トルコへのシリア難民が増大する事態に国際社会が手をこまねいている間に、かつてないほど多数の難民が国境での追い返しや発砲を受け、数十万人が極貧状況に置かれている。

アムネスティは、過去3年半の間に保護を求めてトルコに逃れてきた160万人が人権侵害に直面している事態を報告書にまとめた。報告書では、この難民危機に対して世界の各国が応分の財政的責任を果たすことに躊躇するという嘆かわしい状況も明らかにしている。

トルコは建前としてシリアとの国境を開いているが、紛争による荒廃から逃れようとする多くの人びとにとっては、現実は厳しかった。 多くの人たちが国境で足止めを食い、発砲された人もいる。

■国境での発砲

トルコは、シリア難民に対して国境の検問所を開放してきた。しかし実際に開かれているのは、900キロある国境沿いで、2カ所に過ぎない。この2カ所の検問所でさえも、パスポートを所持していなければ、緊急の治療や人道上の必要性がない限り、入国を認めない。

さらに、ほとんどの難民にとって、通行可能な検問所は遥かに遠い。そのため、しばしば越境請負業者を使って、困難で危険な紛争地の不法ルートを選ぶという手段を取らざるを得なくなる。そのルートではしばしば武装勢力に出くわす。

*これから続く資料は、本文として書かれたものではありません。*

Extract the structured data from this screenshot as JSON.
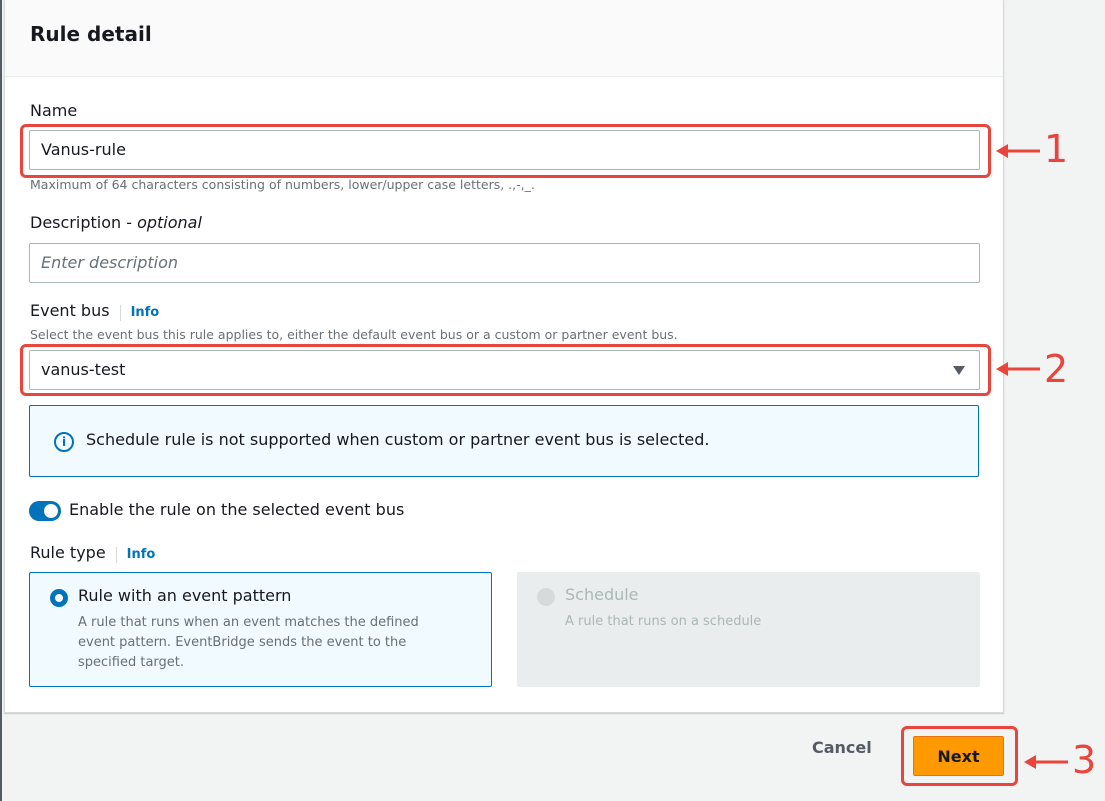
{
  "panel": {
    "title": "Rule detail"
  },
  "name_field": {
    "label": "Name",
    "value": "Vanus-rule",
    "hint": "Maximum of 64 characters consisting of numbers, lower/upper case letters, .,-,_."
  },
  "description_field": {
    "label": "Description - ",
    "label_optional": "optional",
    "placeholder": "Enter description"
  },
  "event_bus": {
    "label": "Event bus",
    "info": "Info",
    "hint": "Select the event bus this rule applies to, either the default event bus or a custom or partner event bus.",
    "selected": "vanus-test"
  },
  "alert": {
    "icon": "i",
    "text": "Schedule rule is not supported when custom or partner event bus is selected."
  },
  "toggle": {
    "label": "Enable the rule on the selected event bus",
    "enabled": true
  },
  "rule_type": {
    "label": "Rule type",
    "info": "Info",
    "options": [
      {
        "title": "Rule with an event pattern",
        "description": "A rule that runs when an event matches the defined event pattern. EventBridge sends the event to the specified target.",
        "selected": true,
        "disabled": false
      },
      {
        "title": "Schedule",
        "description": "A rule that runs on a schedule",
        "selected": false,
        "disabled": true
      }
    ]
  },
  "actions": {
    "cancel": "Cancel",
    "next": "Next"
  },
  "annotations": {
    "one": "1",
    "two": "2",
    "three": "3",
    "color": "#e8453c"
  }
}
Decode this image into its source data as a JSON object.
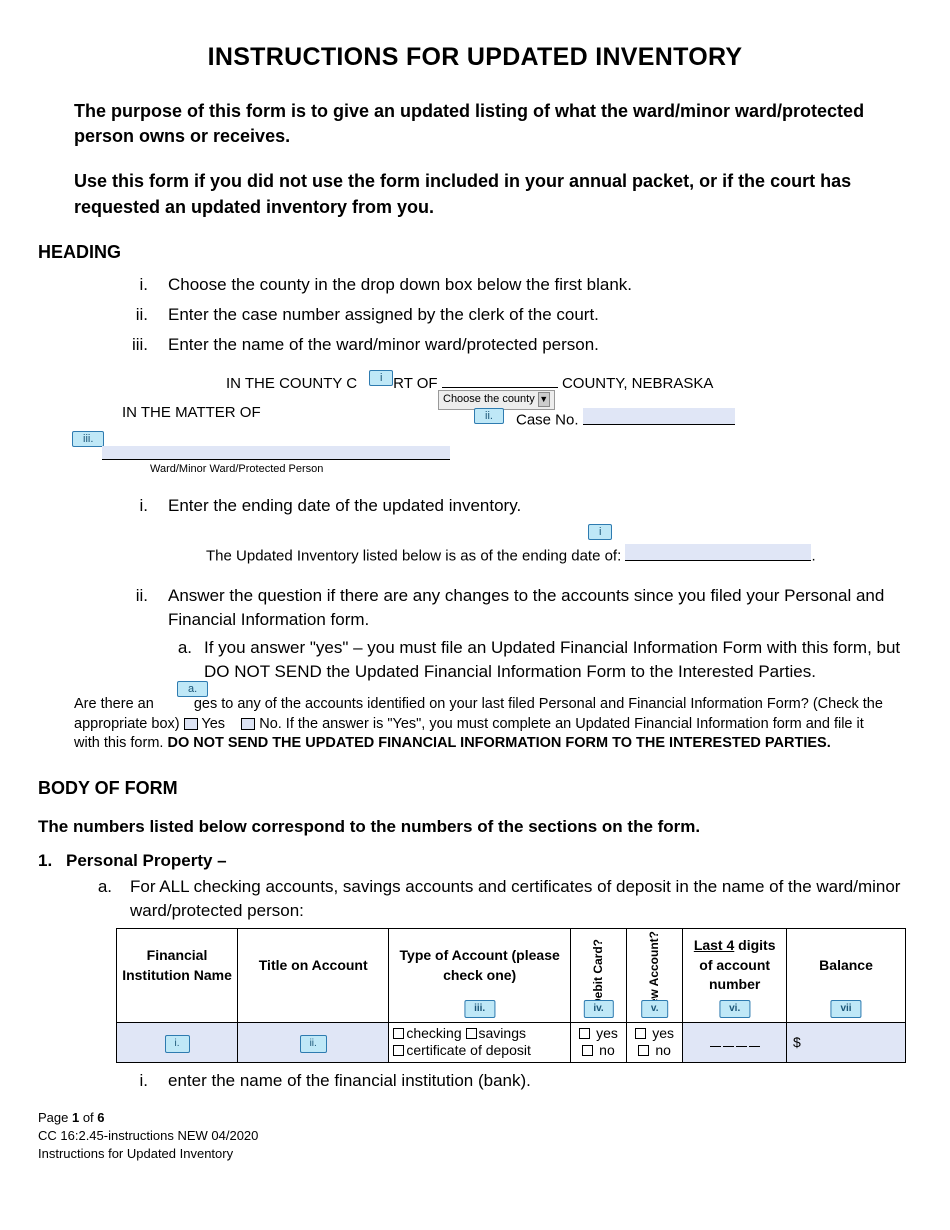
{
  "title": "INSTRUCTIONS FOR UPDATED INVENTORY",
  "intro": {
    "p1": "The purpose of this form is to give an updated listing of what the ward/minor ward/protected person owns or receives.",
    "p2": "Use this form if you did not use the form included in your annual packet, or if the court has requested an updated inventory from you."
  },
  "heading_section": {
    "title": "HEADING",
    "items": [
      {
        "num": "i.",
        "text": "Choose the county in the drop down box below the first blank."
      },
      {
        "num": "ii.",
        "text": "Enter the case number assigned by the clerk of the court."
      },
      {
        "num": "iii.",
        "text": "Enter the name of the ward/minor ward/protected person."
      }
    ]
  },
  "diagram1": {
    "line1a": "IN THE  COUNTY  C",
    "line1b": "RT OF",
    "line1c": "COUNTY, NEBRASKA",
    "marker_i": "i",
    "marker_ii": "ii.",
    "marker_iii": "iii.",
    "dropdown": "Choose the county",
    "matter": "IN THE MATTER OF",
    "case": "Case No.",
    "ward_label": "Ward/Minor Ward/Protected Person"
  },
  "mid_items": [
    {
      "num": "i.",
      "text": "Enter the ending date of the updated inventory."
    }
  ],
  "diagram2": {
    "marker_i": "i",
    "text": "The Updated Inventory listed below is as of the ending date of:"
  },
  "mid_items2": {
    "num": "ii.",
    "text": "Answer the question if there are any changes to the accounts since you filed your Personal and Financial Information form.",
    "sub_num": "a.",
    "sub_text": "If you answer \"yes\" – you must file an Updated Financial Information Form with this form, but DO NOT SEND the Updated Financial Information Form to the Interested Parties."
  },
  "changes": {
    "marker_a": "a.",
    "line1a": "Are there an",
    "line1b": "ges to any of the accounts identified on your last filed Personal and Financial Information Form? (Check the",
    "line2a": "appropriate box)",
    "yes": "Yes",
    "no": "No.  If the answer is \"Yes\", you must complete an Updated Financial Information form and file it",
    "line3a": "with this form.  ",
    "line3b": "DO NOT SEND THE UPDATED FINANCIAL INFORMATION FORM TO THE INTERESTED PARTIES."
  },
  "body_section": {
    "title": "BODY OF FORM",
    "lead": "The numbers listed below correspond to the numbers of the sections on the form.",
    "item1_num": "1.",
    "item1_title": "Personal Property –",
    "item1a_num": "a.",
    "item1a_text": "For ALL checking accounts, savings accounts and certificates of deposit in the name of the ward/minor ward/protected person:"
  },
  "table": {
    "headers": {
      "h1": "Financial Institution Name",
      "h2": "Title on Account",
      "h3": "Type of Account (please check one)",
      "h4": "Debit Card?",
      "h5": "New Account?",
      "h6a": "Last 4",
      "h6b": " digits of account number",
      "h7": "Balance"
    },
    "markers": {
      "m1": "i.",
      "m2": "ii.",
      "m3": "iii.",
      "m4": "iv.",
      "m5": "v.",
      "m6": "vi.",
      "m7": "vii"
    },
    "row": {
      "checking": "checking",
      "savings": "savings",
      "cod": "certificate of deposit",
      "yes": "yes",
      "no": "no",
      "dollar": "$"
    }
  },
  "below_table": {
    "num": "i.",
    "text": "enter the name of the financial institution (bank)."
  },
  "footer": {
    "l1a": "Page ",
    "l1b": "1",
    "l1c": " of ",
    "l1d": "6",
    "l2": "CC 16:2.45-instructions NEW 04/2020",
    "l3": "Instructions for Updated Inventory"
  }
}
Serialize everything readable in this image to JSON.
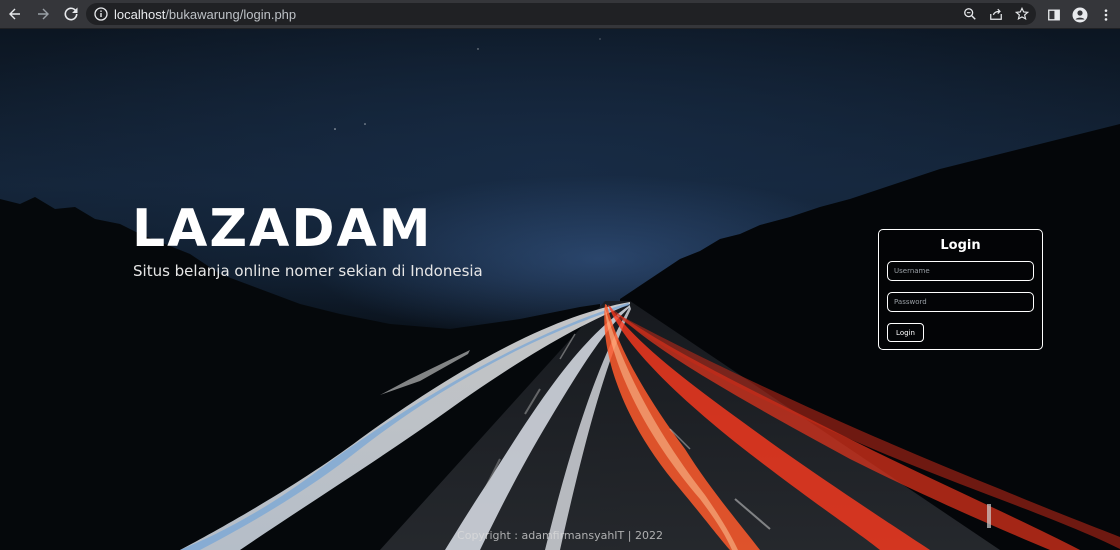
{
  "browser": {
    "url_host": "localhost",
    "url_path": "/bukawarung/login.php",
    "icons": [
      "back-icon",
      "forward-icon",
      "reload-icon",
      "info-icon",
      "zoom-icon",
      "share-icon",
      "star-icon",
      "sidepanel-icon",
      "profile-icon",
      "menu-icon"
    ]
  },
  "hero": {
    "title": "LAZADAM",
    "tagline": "Situs belanja online nomer sekian di Indonesia"
  },
  "login": {
    "title": "Login",
    "username_placeholder": "Username",
    "password_placeholder": "Password",
    "button_label": "Login"
  },
  "footer": {
    "text": "Copyright : adamfirmansyahIT | 2022"
  },
  "colors": {
    "chrome_bg": "#35363a",
    "omnibox_bg": "#202124",
    "text_white": "#ffffff",
    "sky_dark": "#0c1622"
  }
}
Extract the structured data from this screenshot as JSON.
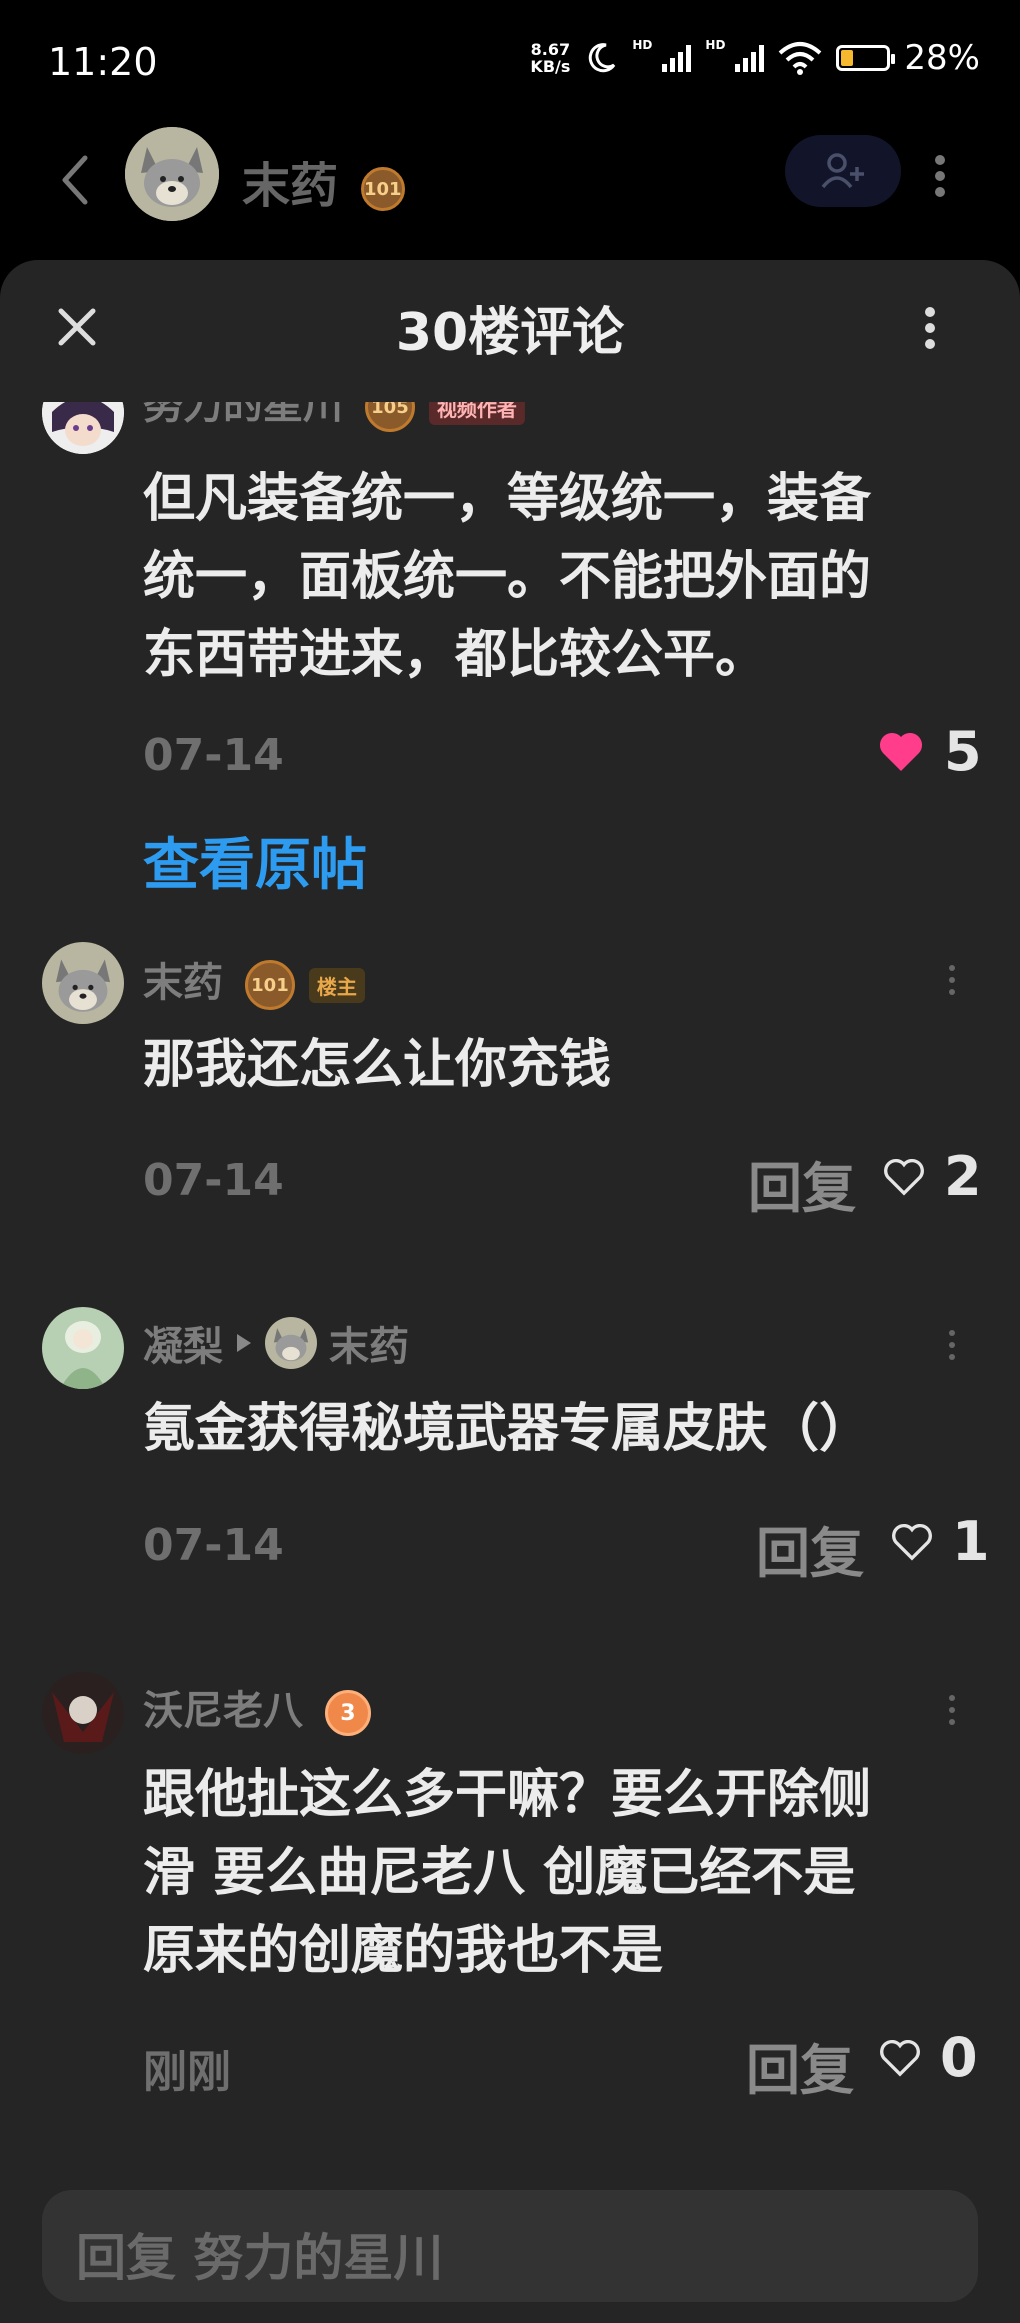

アムネスティは、昨年12月から今年8月までの間に、不法越境で国境警備隊に17人が銃殺されている事実を把握している。紛争を逃れてきて必死に安全を求めてきた人に銃を向けるとは、何とも卑劣である。

今年5月19日の未明、アリ・アジマー君(14歳)はトルコとの国境付近まできて頭部に銃弾を受けた。父親の話では、アリさんは9人の難民と一緒だった。国境までおよそ10mのところでトルコ人の声が聞こえた。怖くなったアリ君は、引き返そうとしたところを、側頭部を撃たれた。事前の警告や呼びかけ、空砲はなかった。この大けがで両目とも失明してしまった。